Component modelling of 3D laser cut joints with CHS columns and through-all members

3D laser cutting technology is a new automatised industrial process allowing the development of a range of novel applications in civil engineering. Its main advantage derives from the possibility to manufacture easily tridimensional cutting shapes with high precision (accuracy of about 10 mu m), minimising the hole size, optimising the welding quantity and costs. This technology is up to thirty times faster than traditional methods since all the operations are programmed and fully realised by the machine, avoiding any intervention of operators, eliminating human errors and increasing the quality level.3D-LCT allows joining hollow section profiles to through-all members with a straightforward production process. The main feature of joints with passing-through profiles is the higher flexural strength and stiffness compared to traditional connections without additional costs. Nevertheless, considering the recent development of these joints, currently, there are no codified rules, and their design usually implies the use of FEM. This work aims to take a step towards developing simple analytical tools for designing and modelling such connections through the component method, currently codified in EC3 part 1.8. Within this framework, the subject of the paper is the study of the behaviour of one of the main elementary components characterising the response of beam-to-column joints with CHS columns and I-beams, which is the ''passing-through plate transversally welded to the column in tension/compression". This component idealises the behaviour of the passing-through beam flange plates (in tension/compression) at the attachment with a CHS column.
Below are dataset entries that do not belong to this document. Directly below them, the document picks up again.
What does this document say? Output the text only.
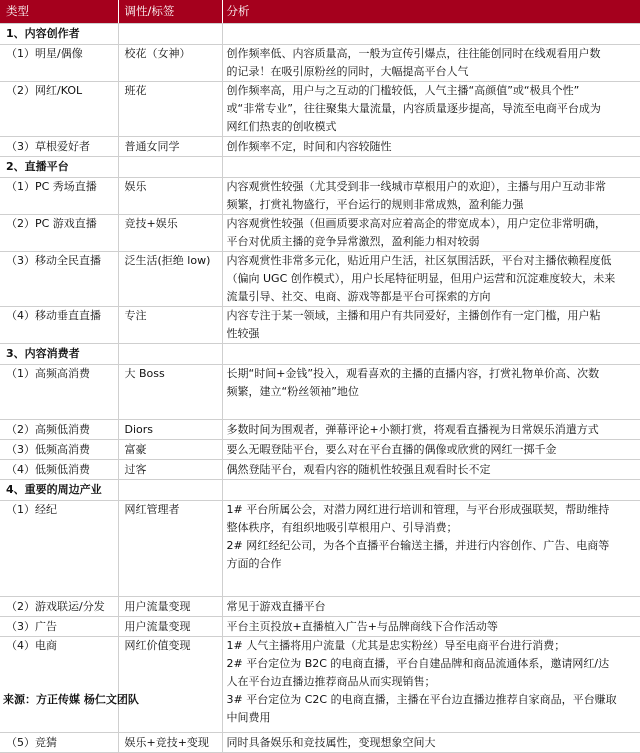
类型	调性/标签	分析
1、内容创作者		
（1）明星/偶像	校花（女神）	创作频率低、内容质量高，一般为宣传引爆点，往往能创同时在线观看用户数
的记录！在吸引原粉丝的同时，大幅提高平台人气

（2）网红/KOL	班花	创作频率高，用户与之互动的门槛较低，人气主播“高颜值”或“极具个性”
或“非常专业”，往往聚集大量流量，内容质量逐步提高，导流至电商平台成为
网红们热衷的创收模式

（3）草根爱好者	普通女同学	创作频率不定，时间和内容较随性

2、直播平台		
（1）PC 秀场直播	娱乐	内容观赏性较强（尤其受到非一线城市草根用户的欢迎），主播与用户互动非常
频繁，打赏礼物盛行，平台运行的规则非常成熟，盈利能力强

（2）PC 游戏直播	竞技+娱乐	内容观赏性较强（但画质要求高对应着高企的带宽成本），用户定位非常明确，
平台对优质主播的竞争异常激烈，盈利能力相对较弱

（3）移动全民直播	泛生活(拒绝 low)	内容观赏性非常多元化，贴近用户生活，社区氛围活跃，平台对主播依赖程度低
（偏向 UGC 创作模式），用户长尾特征明显，但用户运营和沉淀难度较大，未来
流量引导、社交、电商、游戏等都是平台可探索的方向

（4）移动垂直直播	专注	内容专注于某一领域，主播和用户有共同爱好，主播创作有一定门槛，用户粘
性较强

3、内容消费者		
（1）高频高消费	大 Boss	长期“时间+金钱”投入，观看喜欢的主播的直播内容，打赏礼物单价高、次数
频繁，建立“粉丝领袖”地位

（2）高频低消费	Diors	多数时间为围观者，弹幕评论+小额打赏，将观看直播视为日常娱乐消遣方式

（3）低频高消费	富豪	要么无暇登陆平台，要么对在平台直播的偶像或欣赏的网红一掷千金

（4）低频低消费	过客	偶然登陆平台，观看内容的随机性较强且观看时长不定

4、重要的周边产业		
（1）经纪	网红管理者	1# 平台所属公会，对潜力网红进行培训和管理，与平台形成强联契，帮助维持
整体秩序，有组织地吸引草根用户、引导消费；
2# 网红经纪公司，为各个直播平台输送主播，并进行内容创作、广告、电商等
方面的合作

（2）游戏联运/分发	用户流量变现	常见于游戏直播平台

（3）广告	用户流量变现	平台主页投放+直播植入广告+与品牌商线下合作活动等

（4）电商	网红价值变现	1# 人气主播将用户流量（尤其是忠实粉丝）导至电商平台进行消费；
2# 平台定位为 B2C 的电商直播，平台自建品牌和商品流通体系，邀请网红/达
人在平台边直播边推荐商品从而实现销售；
3# 平台定位为 C2C 的电商直播，主播在平台边直播边推荐自家商品，平台赚取
中间费用

（5）竞猜	娱乐+竞技+变现	同时具备娱乐和竞技属性，变现想象空间大
来源：方正传媒 杨仁文团队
Its response is significant for the overall joint behaviour because it governs the deformability of the connection and may limit the joint's resistance due to the CHS tube's local failure. This paper presents the results of three monotonic tests of sub-assemblies of this joint component, showing the typical failure mode and the component behaviour. Subsequently, a FE model is built with ABAQUS software, carrying out parametric studies to individuate the main parameters influencing the behaviour of these joints. Finally, equations to predict the stiffness and strength are provided, showing the accuracy obtained.